South Korean troops tasked with protecting the nation's civilian reconstruction team in Afghanistan have heightened their alert posture after last week's rocket attack, military officials here said Wednesday.
Unidentified assailants fired two rounds of rocket-propelled grenades toward a construction site on the night of June 30 (local time) in the northern province of Parwan, where South Korea's provincial reconstruction team (PRT) will be based.
There were 58 South Korean workers and some 60 local security guards on site at the time of the
attack, but officials said there were no injuries.
"Since the rocket attack, the troops have heightened their alert posture at the construction site by using thermal observation devices and night vision goggles," Col.

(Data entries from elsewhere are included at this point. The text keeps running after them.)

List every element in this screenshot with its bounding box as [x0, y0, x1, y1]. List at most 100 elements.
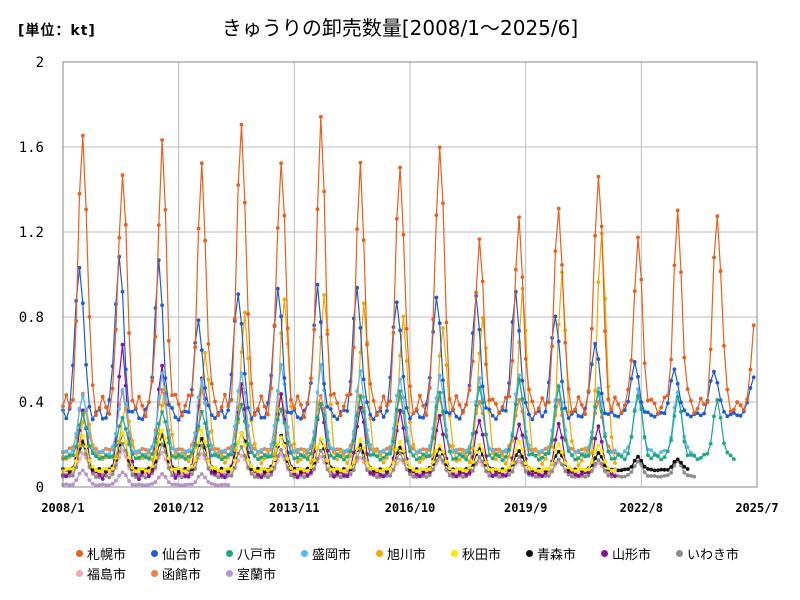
- data-point: [517, 439, 521, 444]
- data-point: [401, 448, 406, 453]
- data-point: [401, 232, 406, 237]
- data-point: [414, 407, 419, 412]
- data-point: [401, 395, 406, 400]
- data-point: [262, 415, 267, 420]
- data-point: [361, 301, 366, 306]
- data-point: [421, 403, 426, 408]
- data-point: [206, 403, 211, 408]
- data-point: [629, 470, 634, 474]
- data-point: [441, 409, 445, 414]
- data-point: [289, 398, 293, 402]
- data-point: [566, 472, 571, 477]
- data-point: [242, 453, 247, 458]
- data-point: [160, 472, 165, 476]
- data-point: [107, 452, 112, 457]
- data-point: [480, 384, 485, 389]
- data-point: [530, 466, 535, 471]
- data-point: [272, 457, 277, 462]
- data-point: [266, 455, 270, 459]
- data-point: [77, 443, 82, 448]
- data-point: [497, 468, 502, 473]
- data-point: [398, 457, 402, 462]
- data-point: [596, 280, 601, 285]
- data-point: [226, 466, 231, 471]
- data-point: [398, 165, 402, 170]
- data-point: [662, 395, 667, 400]
- data-point: [589, 450, 594, 455]
- series-12: [61, 468, 231, 488]
- data-point: [513, 460, 518, 465]
- data-point: [619, 454, 624, 459]
- data-point: [698, 413, 703, 418]
- data-point: [665, 467, 670, 472]
- data-point: [470, 359, 475, 364]
- data-point: [649, 456, 654, 461]
- data-point: [520, 460, 525, 465]
- data-point: [418, 467, 422, 472]
- data-point: [335, 417, 340, 422]
- data-point: [232, 424, 237, 429]
- data-point: [156, 396, 161, 400]
- data-point: [123, 473, 128, 477]
- data-point: [510, 469, 515, 474]
- data-point: [437, 443, 442, 448]
- data-point: [80, 408, 85, 413]
- data-point: [431, 467, 435, 472]
- data-point: [520, 447, 525, 452]
- data-point: [153, 440, 158, 444]
- data-point: [130, 439, 135, 443]
- data-point: [266, 468, 270, 473]
- data-point: [292, 449, 297, 454]
- data-point: [725, 450, 730, 455]
- data-point: [480, 448, 485, 453]
- data-point: [328, 473, 333, 478]
- data-point: [470, 446, 475, 450]
- data-point: [285, 439, 290, 444]
- data-point: [140, 483, 145, 487]
- data-point: [530, 399, 535, 404]
- data-point: [603, 459, 607, 464]
- data-point: [626, 387, 630, 392]
- data-point: [540, 467, 545, 472]
- data-point: [143, 483, 148, 488]
- data-point: [156, 452, 161, 457]
- data-point: [232, 458, 237, 463]
- data-point: [431, 435, 435, 440]
- data-point: [163, 376, 168, 380]
- data-point: [209, 453, 214, 458]
- data-point: [642, 361, 647, 366]
- data-point: [328, 453, 333, 458]
- data-point: [180, 413, 184, 418]
- data-point: [143, 469, 148, 473]
- data-point: [209, 465, 214, 470]
- data-point: [252, 413, 257, 417]
- data-point: [593, 388, 597, 393]
- data-point: [365, 400, 369, 405]
- data-point: [404, 467, 409, 472]
- data-point: [550, 461, 554, 466]
- data-point: [239, 122, 244, 127]
- data-point: [292, 471, 297, 476]
- data-point: [345, 454, 350, 459]
- data-point: [80, 301, 85, 306]
- data-point: [206, 467, 211, 471]
- data-point: [385, 474, 389, 478]
- data-point: [355, 285, 359, 290]
- data-point: [593, 456, 597, 461]
- data-point: [259, 448, 264, 452]
- data-point: [302, 455, 307, 459]
- data-point: [586, 454, 591, 458]
- data-point: [117, 406, 122, 411]
- data-point: [223, 467, 227, 472]
- data-point: [87, 431, 92, 436]
- data-point: [266, 412, 270, 417]
- data-point: [239, 350, 244, 354]
- data-point: [365, 460, 369, 465]
- data-point: [424, 475, 429, 479]
- data-point: [437, 321, 442, 325]
- data-point: [679, 460, 683, 465]
- data-point: [375, 475, 379, 479]
- data-point: [401, 426, 406, 430]
- data-point: [391, 447, 396, 452]
- data-point: [480, 432, 485, 437]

Lee
Bung-woo, a spokesman for theJoint Chiefs of Staff, said.
"From tomorrow, they will conduct aerial patrols of the site one to two times a day in cooperation with the U.S. forces there," Lee told reporters. He added that the South's military was still investigating the identities of the assailants.
About 230 South Korean troops are stationed at the U.S. military's Bagram Air Base in Parwan
Province, about 15 kilometers from Charika, where the South Korean PRT base is currently under
construction. A final batch of 90 soldiers is scheduled to join the South Korean contingent in late August, bringing the total number of troops there to about 320.
Despite the attack, the PRT officially launched its mission last Thursday to help rebuild Afghanistan.
The team is expected to move from Bagram to the Charika base by the end of this year once the
construction is completed. South Korea plans to gradually expand the PRT to about 100 aid workers
and 40 police officers.
South Korea withdrew its military engineers and medics unit from Afghanistan in 2007 after a group of its church workers were kidnapped by Taliban forces, two of whom were killed.
South Korea said the pullout was previously planned and not linked with the kidnappings.